Younger hormone-responsive breast cancer patients may need more than chemo
Women under 40 with estrogen receptor-positive breast cancer may not get as much benefit from chemotherapy as those patients over 40 with estrogen receptor-negative disease, according to study results published in the Oct. 11 issue of Breast Cancer Research.

"These results confirm that chemotherapy alone cannot be considered optimal adjuvant systemic treatment in breast cancer patients 40 years old or younger with hormone receptor-positive tumors," wrote Cornelis van de Velde, MD, of Leiden University Medical Center.

The researchers collected data from four European Organization for Research and Treatment of Cancer trials, which consisted of 934 early-stage breast cancer patients 40 or younger at the time of diagnosis, of whom 480 had tumor samples available for immunohistochemistry analysis.

Among the 279 women who received adjuvant chemotherapy, 85 percent were lymph node-positive, and nearly all, 94 percent, of the 201 who did not receive chemotherapy were node-negative.

Estrogen receptor status was positive for 288 women, and progesterone status was positive for 223. Less than 5 percent of the women received adjuvant hormonal therapy, because it was not yet recommended at the time of the trials.

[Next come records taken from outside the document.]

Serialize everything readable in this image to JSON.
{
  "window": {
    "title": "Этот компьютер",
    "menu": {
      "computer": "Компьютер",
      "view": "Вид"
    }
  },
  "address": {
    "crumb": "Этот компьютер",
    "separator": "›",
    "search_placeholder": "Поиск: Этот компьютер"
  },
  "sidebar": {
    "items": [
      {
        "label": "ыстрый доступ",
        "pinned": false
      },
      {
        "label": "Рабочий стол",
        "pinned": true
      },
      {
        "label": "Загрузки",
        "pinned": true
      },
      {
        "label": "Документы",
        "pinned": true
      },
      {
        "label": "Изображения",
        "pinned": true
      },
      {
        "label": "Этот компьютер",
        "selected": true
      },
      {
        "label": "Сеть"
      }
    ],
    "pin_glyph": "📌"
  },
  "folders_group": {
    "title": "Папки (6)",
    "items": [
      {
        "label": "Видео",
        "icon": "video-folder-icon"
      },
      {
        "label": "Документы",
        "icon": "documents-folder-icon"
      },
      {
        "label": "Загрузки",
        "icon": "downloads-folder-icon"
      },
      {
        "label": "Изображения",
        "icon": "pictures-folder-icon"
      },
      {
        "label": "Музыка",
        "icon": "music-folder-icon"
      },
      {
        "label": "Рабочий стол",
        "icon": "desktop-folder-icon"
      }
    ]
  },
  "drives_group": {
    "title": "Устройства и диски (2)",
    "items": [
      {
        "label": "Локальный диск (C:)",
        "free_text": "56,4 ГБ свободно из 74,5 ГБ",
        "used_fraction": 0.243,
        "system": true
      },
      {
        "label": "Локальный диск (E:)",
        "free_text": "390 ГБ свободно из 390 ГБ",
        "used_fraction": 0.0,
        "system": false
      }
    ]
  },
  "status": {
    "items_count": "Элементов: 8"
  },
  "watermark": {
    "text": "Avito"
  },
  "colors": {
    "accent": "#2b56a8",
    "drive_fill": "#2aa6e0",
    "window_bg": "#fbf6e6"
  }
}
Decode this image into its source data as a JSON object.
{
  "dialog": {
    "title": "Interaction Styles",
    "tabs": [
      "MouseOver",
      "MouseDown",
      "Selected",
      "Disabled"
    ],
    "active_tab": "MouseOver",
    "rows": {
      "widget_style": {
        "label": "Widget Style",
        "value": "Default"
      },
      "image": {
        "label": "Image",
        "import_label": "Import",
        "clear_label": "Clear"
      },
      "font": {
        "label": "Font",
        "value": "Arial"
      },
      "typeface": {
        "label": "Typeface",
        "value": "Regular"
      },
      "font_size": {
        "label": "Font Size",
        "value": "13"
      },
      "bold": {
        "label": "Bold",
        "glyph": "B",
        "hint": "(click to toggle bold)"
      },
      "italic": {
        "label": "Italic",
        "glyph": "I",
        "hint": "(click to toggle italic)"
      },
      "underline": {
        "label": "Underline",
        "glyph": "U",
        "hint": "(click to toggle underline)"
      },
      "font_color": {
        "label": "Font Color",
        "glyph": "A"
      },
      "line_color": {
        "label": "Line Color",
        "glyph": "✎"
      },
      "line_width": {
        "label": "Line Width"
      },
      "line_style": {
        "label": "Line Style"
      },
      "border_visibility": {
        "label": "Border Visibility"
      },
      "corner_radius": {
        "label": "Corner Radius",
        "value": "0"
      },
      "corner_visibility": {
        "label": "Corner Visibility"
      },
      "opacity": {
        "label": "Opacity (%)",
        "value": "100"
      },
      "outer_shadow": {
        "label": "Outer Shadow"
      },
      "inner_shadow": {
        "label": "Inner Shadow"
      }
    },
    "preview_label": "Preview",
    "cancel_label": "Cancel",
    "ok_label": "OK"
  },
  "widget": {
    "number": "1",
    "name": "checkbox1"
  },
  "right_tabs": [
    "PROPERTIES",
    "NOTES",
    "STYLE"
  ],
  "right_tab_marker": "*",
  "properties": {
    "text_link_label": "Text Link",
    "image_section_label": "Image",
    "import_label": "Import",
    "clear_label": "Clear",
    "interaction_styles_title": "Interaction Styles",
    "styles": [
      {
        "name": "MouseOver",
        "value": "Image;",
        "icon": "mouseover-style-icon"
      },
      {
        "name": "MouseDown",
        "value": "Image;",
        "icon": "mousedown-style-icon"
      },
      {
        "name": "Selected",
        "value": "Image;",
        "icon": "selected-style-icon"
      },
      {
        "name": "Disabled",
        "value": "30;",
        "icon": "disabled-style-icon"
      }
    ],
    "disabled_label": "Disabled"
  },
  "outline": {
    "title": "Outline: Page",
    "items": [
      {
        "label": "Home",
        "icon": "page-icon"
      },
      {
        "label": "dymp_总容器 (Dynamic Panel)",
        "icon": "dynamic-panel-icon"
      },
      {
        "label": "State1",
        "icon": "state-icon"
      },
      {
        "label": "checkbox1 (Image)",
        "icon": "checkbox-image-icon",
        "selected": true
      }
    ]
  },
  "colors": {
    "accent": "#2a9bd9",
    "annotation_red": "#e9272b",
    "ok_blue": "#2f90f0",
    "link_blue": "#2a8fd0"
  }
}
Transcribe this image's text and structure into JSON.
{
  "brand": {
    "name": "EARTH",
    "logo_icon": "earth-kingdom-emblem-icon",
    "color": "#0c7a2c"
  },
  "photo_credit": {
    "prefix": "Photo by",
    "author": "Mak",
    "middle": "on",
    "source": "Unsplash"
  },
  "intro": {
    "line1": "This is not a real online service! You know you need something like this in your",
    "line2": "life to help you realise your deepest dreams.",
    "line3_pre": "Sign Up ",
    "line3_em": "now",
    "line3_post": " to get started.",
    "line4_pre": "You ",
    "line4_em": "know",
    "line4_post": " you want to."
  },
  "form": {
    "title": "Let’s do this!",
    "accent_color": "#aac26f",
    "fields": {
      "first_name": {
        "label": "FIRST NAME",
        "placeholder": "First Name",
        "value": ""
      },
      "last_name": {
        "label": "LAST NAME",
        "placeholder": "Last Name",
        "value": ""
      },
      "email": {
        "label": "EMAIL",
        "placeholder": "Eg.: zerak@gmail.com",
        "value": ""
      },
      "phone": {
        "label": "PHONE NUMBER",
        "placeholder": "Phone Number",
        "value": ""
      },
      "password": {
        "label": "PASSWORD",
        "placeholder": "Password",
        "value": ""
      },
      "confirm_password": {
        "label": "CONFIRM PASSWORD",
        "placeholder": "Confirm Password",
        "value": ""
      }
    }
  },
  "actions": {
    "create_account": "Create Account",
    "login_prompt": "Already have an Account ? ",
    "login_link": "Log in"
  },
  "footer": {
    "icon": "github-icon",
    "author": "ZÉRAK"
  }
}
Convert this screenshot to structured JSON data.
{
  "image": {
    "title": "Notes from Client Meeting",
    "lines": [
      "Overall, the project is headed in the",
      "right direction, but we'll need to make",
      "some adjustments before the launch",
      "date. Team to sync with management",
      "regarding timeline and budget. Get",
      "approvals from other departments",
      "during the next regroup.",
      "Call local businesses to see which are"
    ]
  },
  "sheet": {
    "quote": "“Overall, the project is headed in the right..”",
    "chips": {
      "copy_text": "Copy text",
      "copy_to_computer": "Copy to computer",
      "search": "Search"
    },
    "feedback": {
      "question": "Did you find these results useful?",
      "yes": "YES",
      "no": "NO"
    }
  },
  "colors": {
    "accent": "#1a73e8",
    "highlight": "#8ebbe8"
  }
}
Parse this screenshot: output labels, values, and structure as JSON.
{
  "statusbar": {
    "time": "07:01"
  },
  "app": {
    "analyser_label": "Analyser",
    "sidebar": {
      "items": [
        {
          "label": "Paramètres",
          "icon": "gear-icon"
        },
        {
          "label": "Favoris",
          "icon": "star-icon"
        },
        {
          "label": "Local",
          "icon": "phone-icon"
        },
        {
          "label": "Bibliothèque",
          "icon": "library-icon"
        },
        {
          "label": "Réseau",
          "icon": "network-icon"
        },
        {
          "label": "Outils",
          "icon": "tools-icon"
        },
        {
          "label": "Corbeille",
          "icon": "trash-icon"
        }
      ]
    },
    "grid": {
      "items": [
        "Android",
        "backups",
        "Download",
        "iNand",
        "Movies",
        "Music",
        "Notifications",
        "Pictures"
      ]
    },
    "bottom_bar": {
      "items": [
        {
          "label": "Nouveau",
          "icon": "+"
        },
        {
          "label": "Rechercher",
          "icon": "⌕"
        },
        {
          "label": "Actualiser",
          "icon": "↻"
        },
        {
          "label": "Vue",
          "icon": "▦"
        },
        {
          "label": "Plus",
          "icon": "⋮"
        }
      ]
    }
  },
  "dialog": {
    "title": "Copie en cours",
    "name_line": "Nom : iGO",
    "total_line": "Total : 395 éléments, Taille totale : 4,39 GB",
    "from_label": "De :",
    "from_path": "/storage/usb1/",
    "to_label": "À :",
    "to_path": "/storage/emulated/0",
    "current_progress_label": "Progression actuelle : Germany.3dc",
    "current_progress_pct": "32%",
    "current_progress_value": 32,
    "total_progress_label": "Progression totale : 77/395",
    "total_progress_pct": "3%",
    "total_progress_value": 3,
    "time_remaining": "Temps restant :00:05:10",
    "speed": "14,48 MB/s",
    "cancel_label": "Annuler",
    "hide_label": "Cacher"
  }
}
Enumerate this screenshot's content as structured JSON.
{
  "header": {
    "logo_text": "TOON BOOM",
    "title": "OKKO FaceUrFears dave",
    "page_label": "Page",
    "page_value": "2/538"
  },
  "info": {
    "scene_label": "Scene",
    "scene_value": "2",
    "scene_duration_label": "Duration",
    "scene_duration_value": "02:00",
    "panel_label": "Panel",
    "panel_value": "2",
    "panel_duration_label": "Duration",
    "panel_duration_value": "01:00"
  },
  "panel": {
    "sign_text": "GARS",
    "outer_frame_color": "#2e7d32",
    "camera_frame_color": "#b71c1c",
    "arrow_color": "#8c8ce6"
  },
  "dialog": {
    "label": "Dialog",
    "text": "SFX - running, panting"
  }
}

After a median of 7.3 years of follow-up, 22 percent of the participants died and 32 percent had developed a distant recurrence, or died.
Overall, estrogen receptor-positive tumors were associated with 37 percent better overall survival, but not distant metastasis-free survival compared with estrogen receptor-negative cancer. Similarly, progesterone receptor positivity was associated with better overall survival, but not distant metastasis-free survival.

Even after controlling for nodal status, tumor size, and chemotherapy in multivariate analysis, both hormone receptors were significant factors in overall survival.

The researchers did not make a direct comparison between chemotherapy and the lack thereof by hormone receptor status because "the confounding effect of auxiliary lymph node status would have introduced a significant selection bias," according to the study.